Automation on Reproting
Chien-Lan Hsueh 2022-07-10
About the Project
This project is about using supervised learning algorithms to predict how popular a news article is. The popularity is measured by how many time of the article being shared. We need to use linear regression as well as 2 ensemble methods (random forests and boosted tree).
Automation on Report Generation
Some EDA has to been done to get some understanding about the data
before we can start modeling. There is a special task for this project
is to automate the analysis report generation. With Rmarkdown, this can
be done with document parameters. In general, this project is fun to do
and I have learned a lot about the Github page and its very special
document type github_document
.
There are several road blocks my partner and I encountered. The first one is the extra time needed to render rmadkdown documents with child documents. I break the tasks into 4 different parts including introduction, data prep, eda and modeling so that we can have a better focus on each part. This also greatly reduces the chance of creating conflict copies in collaboration. The major trade-off is rendering a document with child documents takes noticeably longer time.
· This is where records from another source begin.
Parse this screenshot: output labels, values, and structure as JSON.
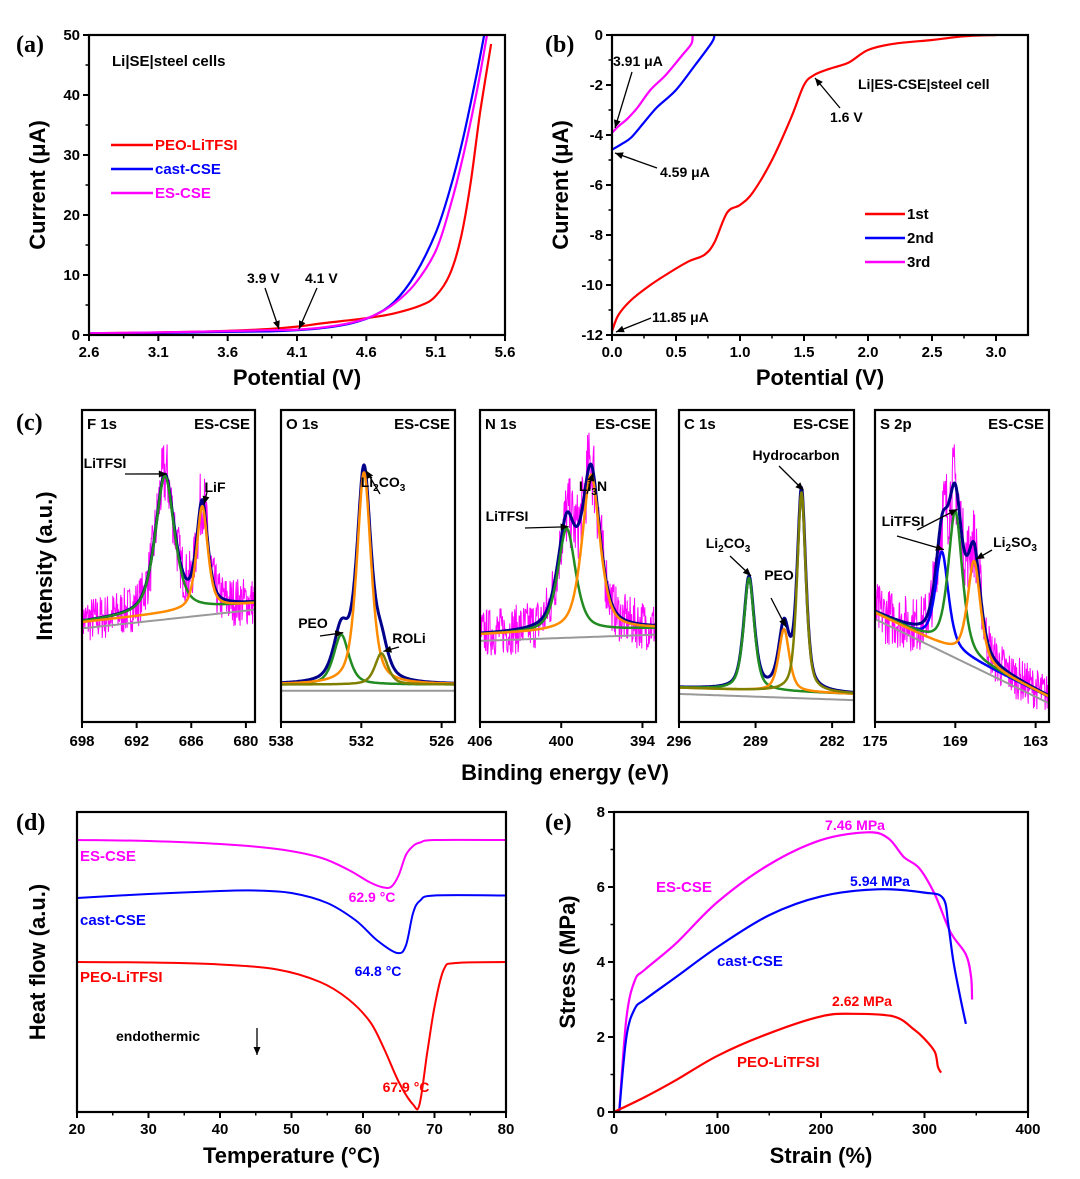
{
  "figure": {
    "panels": [
      "(a)",
      "(b)",
      "(c)",
      "(d)",
      "(e)"
    ]
  },
  "chart_data": [
    {
      "id": "a",
      "type": "line",
      "panel_label": "(a)",
      "title": "Li|SE|steel cells",
      "xlabel": "Potential (V)",
      "ylabel": "Current (μA)",
      "xlim": [
        2.6,
        5.6
      ],
      "ylim": [
        0,
        50
      ],
      "xticks": [
        "2.6",
        "3.1",
        "3.6",
        "4.1",
        "4.6",
        "5.1",
        "5.6"
      ],
      "yticks": [
        "0",
        "10",
        "20",
        "30",
        "40",
        "50"
      ],
      "legend_position": "center-left",
      "series": [
        {
          "name": "PEO-LiTFSI",
          "color": "#ff0000",
          "x": [
            2.6,
            3.0,
            3.5,
            3.9,
            4.1,
            4.3,
            4.6,
            4.8,
            5.0,
            5.1,
            5.2,
            5.28,
            5.35,
            5.42,
            5.5
          ],
          "y": [
            0.3,
            0.4,
            0.6,
            1.0,
            1.4,
            2.0,
            2.8,
            3.6,
            5.0,
            6.5,
            10,
            16,
            25,
            37,
            48.5
          ]
        },
        {
          "name": "cast-CSE",
          "color": "#0000ff",
          "x": [
            2.6,
            3.0,
            3.5,
            3.9,
            4.1,
            4.3,
            4.5,
            4.65,
            4.8,
            4.95,
            5.1,
            5.2,
            5.3,
            5.4,
            5.45
          ],
          "y": [
            0.3,
            0.3,
            0.5,
            0.6,
            0.8,
            1.2,
            2.0,
            3.2,
            5.5,
            10,
            17,
            24,
            33,
            44,
            50
          ]
        },
        {
          "name": "ES-CSE",
          "color": "#ff00ff",
          "x": [
            2.6,
            3.0,
            3.5,
            3.9,
            4.1,
            4.3,
            4.5,
            4.65,
            4.8,
            4.95,
            5.1,
            5.2,
            5.3,
            5.4,
            5.47
          ],
          "y": [
            0.3,
            0.4,
            0.6,
            0.8,
            0.9,
            1.3,
            2.1,
            3.2,
            5.2,
            8.5,
            14,
            21,
            30,
            41,
            50
          ]
        }
      ],
      "annotations": [
        {
          "text": "3.9 V",
          "x": 3.96,
          "y": 0.9
        },
        {
          "text": "4.1 V",
          "x": 4.1,
          "y": 1.3
        }
      ]
    },
    {
      "id": "b",
      "type": "line",
      "panel_label": "(b)",
      "title": "Li|ES-CSE|steel cell",
      "xlabel": "Potential (V)",
      "ylabel": "Current (μA)",
      "xlim": [
        0,
        3.25
      ],
      "ylim": [
        -12,
        0
      ],
      "xticks": [
        "0.0",
        "0.5",
        "1.0",
        "1.5",
        "2.0",
        "2.5",
        "3.0"
      ],
      "yticks": [
        "-12",
        "-10",
        "-8",
        "-6",
        "-4",
        "-2",
        "0"
      ],
      "legend_position": "bottom-right",
      "series": [
        {
          "name": "1st",
          "color": "#ff0000",
          "x": [
            0,
            0.05,
            0.15,
            0.3,
            0.45,
            0.6,
            0.72,
            0.8,
            0.9,
            1.0,
            1.1,
            1.25,
            1.4,
            1.5,
            1.58,
            1.7,
            1.85,
            2.0,
            2.2,
            2.5,
            2.75,
            3.0
          ],
          "y": [
            -11.85,
            -11.2,
            -10.6,
            -10.0,
            -9.5,
            -9.05,
            -8.8,
            -8.3,
            -7.1,
            -6.8,
            -6.3,
            -5.0,
            -3.3,
            -2.0,
            -1.6,
            -1.35,
            -1.1,
            -0.6,
            -0.35,
            -0.2,
            -0.05,
            0
          ]
        },
        {
          "name": "2nd",
          "color": "#0000ff",
          "x": [
            0,
            0.08,
            0.15,
            0.25,
            0.35,
            0.5,
            0.65,
            0.78,
            0.8
          ],
          "y": [
            -4.59,
            -4.35,
            -4.1,
            -3.5,
            -2.9,
            -2.2,
            -1.2,
            -0.3,
            0
          ]
        },
        {
          "name": "3rd",
          "color": "#ff00ff",
          "x": [
            0,
            0.05,
            0.12,
            0.2,
            0.3,
            0.42,
            0.55,
            0.62,
            0.63
          ],
          "y": [
            -3.91,
            -3.65,
            -3.35,
            -2.9,
            -2.2,
            -1.6,
            -0.8,
            -0.35,
            0
          ]
        }
      ],
      "annotations": [
        {
          "text": "3.91 μA",
          "x": 0.0,
          "y": -3.91
        },
        {
          "text": "4.59 μA",
          "x": 0.0,
          "y": -4.59
        },
        {
          "text": "11.85 μA",
          "x": 0.0,
          "y": -11.85
        },
        {
          "text": "1.6 V",
          "x": 1.58,
          "y": -1.6
        }
      ]
    },
    {
      "id": "c",
      "type": "line",
      "panel_label": "(c)",
      "xlabel": "Binding energy (eV)",
      "ylabel": "Intensity (a.u.)",
      "subplots": [
        {
          "name": "F 1s",
          "sample": "ES-CSE",
          "xlim": [
            698,
            679
          ],
          "xticks": [
            "698",
            "692",
            "686",
            "680"
          ],
          "peaks": [
            {
              "label": "LiTFSI",
              "center": 688.9,
              "color": "#228b22"
            },
            {
              "label": "LiF",
              "center": 684.8,
              "color": "#ff8c00"
            }
          ]
        },
        {
          "name": "O 1s",
          "sample": "ES-CSE",
          "xlim": [
            538,
            525
          ],
          "xticks": [
            "538",
            "532",
            "526"
          ],
          "peaks": [
            {
              "label": "PEO",
              "center": 533.5,
              "color": "#228b22"
            },
            {
              "label": "Li₂CO₃",
              "center": 531.8,
              "color": "#ff8c00"
            },
            {
              "label": "ROLi",
              "center": 530.5,
              "color": "#808000"
            }
          ]
        },
        {
          "name": "N 1s",
          "sample": "ES-CSE",
          "xlim": [
            406,
            393
          ],
          "xticks": [
            "406",
            "400",
            "394"
          ],
          "peaks": [
            {
              "label": "LiTFSI",
              "center": 399.6,
              "color": "#228b22"
            },
            {
              "label": "Li₃N",
              "center": 397.8,
              "color": "#ff8c00"
            }
          ]
        },
        {
          "name": "C 1s",
          "sample": "ES-CSE",
          "xlim": [
            296,
            280
          ],
          "xticks": [
            "296",
            "289",
            "282"
          ],
          "peaks": [
            {
              "label": "Li₂CO₃",
              "center": 289.6,
              "color": "#228b22"
            },
            {
              "label": "PEO",
              "center": 286.4,
              "color": "#ff8c00"
            },
            {
              "label": "Hydrocarbon",
              "center": 284.8,
              "color": "#808000"
            }
          ]
        },
        {
          "name": "S 2p",
          "sample": "ES-CSE",
          "xlim": [
            175,
            162
          ],
          "xticks": [
            "175",
            "169",
            "163"
          ],
          "peaks": [
            {
              "label": "LiTFSI",
              "center": 170.0,
              "color": "#0000ff"
            },
            {
              "label": "LiTFSI",
              "center": 169.0,
              "color": "#228b22"
            },
            {
              "label": "Li₂SO₃",
              "center": 167.6,
              "color": "#ff8c00"
            }
          ]
        }
      ],
      "colors": {
        "raw": "#ff00ff",
        "envelope": "#00008b",
        "background": "#999999"
      }
    },
    {
      "id": "d",
      "type": "line",
      "panel_label": "(d)",
      "xlabel": "Temperature (°C)",
      "ylabel": "Heat flow (a.u.)",
      "xlim": [
        20,
        80
      ],
      "xticks": [
        "20",
        "30",
        "40",
        "50",
        "60",
        "70",
        "80"
      ],
      "annotation_text": "endothermic",
      "series": [
        {
          "name": "ES-CSE",
          "color": "#ff00ff",
          "peak_label": "62.9 °C",
          "peak": 62.9,
          "x": [
            20,
            30,
            40,
            48,
            54,
            58,
            61,
            62.9,
            64,
            65,
            66,
            67,
            68,
            70,
            80
          ],
          "y": [
            0,
            -0.02,
            -0.08,
            -0.18,
            -0.35,
            -0.6,
            -0.85,
            -0.95,
            -0.93,
            -0.7,
            -0.3,
            -0.12,
            -0.05,
            0,
            0
          ]
        },
        {
          "name": "cast-CSE",
          "color": "#0000ff",
          "peak_label": "64.8 °C",
          "peak": 64.8,
          "x": [
            20,
            30,
            40,
            45,
            50,
            55,
            59,
            62,
            64.8,
            66,
            67,
            68,
            70,
            80
          ],
          "y": [
            0,
            0.08,
            0.14,
            0.15,
            0.1,
            -0.1,
            -0.45,
            -0.85,
            -1.1,
            -0.95,
            -0.3,
            -0.05,
            0.05,
            0.05
          ]
        },
        {
          "name": "PEO-LiTFSI",
          "color": "#ff0000",
          "peak_label": "67.9 °C",
          "peak": 67.9,
          "x": [
            20,
            30,
            40,
            48,
            54,
            58,
            61,
            63,
            65,
            67,
            67.9,
            69,
            70,
            71.3,
            73,
            80
          ],
          "y": [
            0,
            -0.01,
            -0.05,
            -0.15,
            -0.4,
            -0.75,
            -1.2,
            -1.75,
            -2.4,
            -2.85,
            -2.85,
            -1.8,
            -0.9,
            -0.15,
            -0.02,
            0
          ]
        }
      ]
    },
    {
      "id": "e",
      "type": "line",
      "panel_label": "(e)",
      "xlabel": "Strain (%)",
      "ylabel": "Stress (MPa)",
      "xlim": [
        0,
        400
      ],
      "ylim": [
        0,
        8
      ],
      "xticks": [
        "0",
        "100",
        "200",
        "300",
        "400"
      ],
      "yticks": [
        "0",
        "2",
        "4",
        "6",
        "8"
      ],
      "series": [
        {
          "name": "ES-CSE",
          "color": "#ff00ff",
          "max_label": "7.46 MPa",
          "max": 7.46,
          "x": [
            5,
            12,
            20,
            30,
            60,
            100,
            150,
            200,
            245,
            265,
            280,
            295,
            310,
            325,
            340,
            345,
            346
          ],
          "y": [
            0,
            2.5,
            3.5,
            3.8,
            4.5,
            5.6,
            6.6,
            7.25,
            7.46,
            7.3,
            6.8,
            6.5,
            5.8,
            4.8,
            4.2,
            3.6,
            3.0
          ]
        },
        {
          "name": "cast-CSE",
          "color": "#0000ff",
          "max_label": "5.94 MPa",
          "max": 5.94,
          "x": [
            5,
            12,
            20,
            30,
            60,
            100,
            150,
            200,
            255,
            300,
            318,
            323,
            328,
            335,
            340
          ],
          "y": [
            0,
            2.0,
            2.75,
            3.0,
            3.6,
            4.4,
            5.25,
            5.75,
            5.94,
            5.85,
            5.7,
            5.0,
            4.0,
            3.0,
            2.35
          ]
        },
        {
          "name": "PEO-LiTFSI",
          "color": "#ff0000",
          "max_label": "2.62 MPa",
          "max": 2.62,
          "x": [
            0,
            30,
            60,
            100,
            150,
            200,
            230,
            270,
            290,
            300,
            310,
            313,
            316
          ],
          "y": [
            0,
            0.4,
            0.85,
            1.5,
            2.1,
            2.55,
            2.62,
            2.55,
            2.2,
            1.95,
            1.6,
            1.2,
            1.05
          ]
        }
      ]
    }
  ]
}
Also it increases the complexity that one has to pay attention where to save the rendered plots. Otherwise, the plots generated from same code chunks get overwritten.
My biggest take-away is I have slightly more deeper understanding about the mechanism of rmarkdown rendering and knitting. Before, I had been confused by these two and didn’t appreciate their difference. I also have learned more about how to control the rendering and knitting with different levels of option control.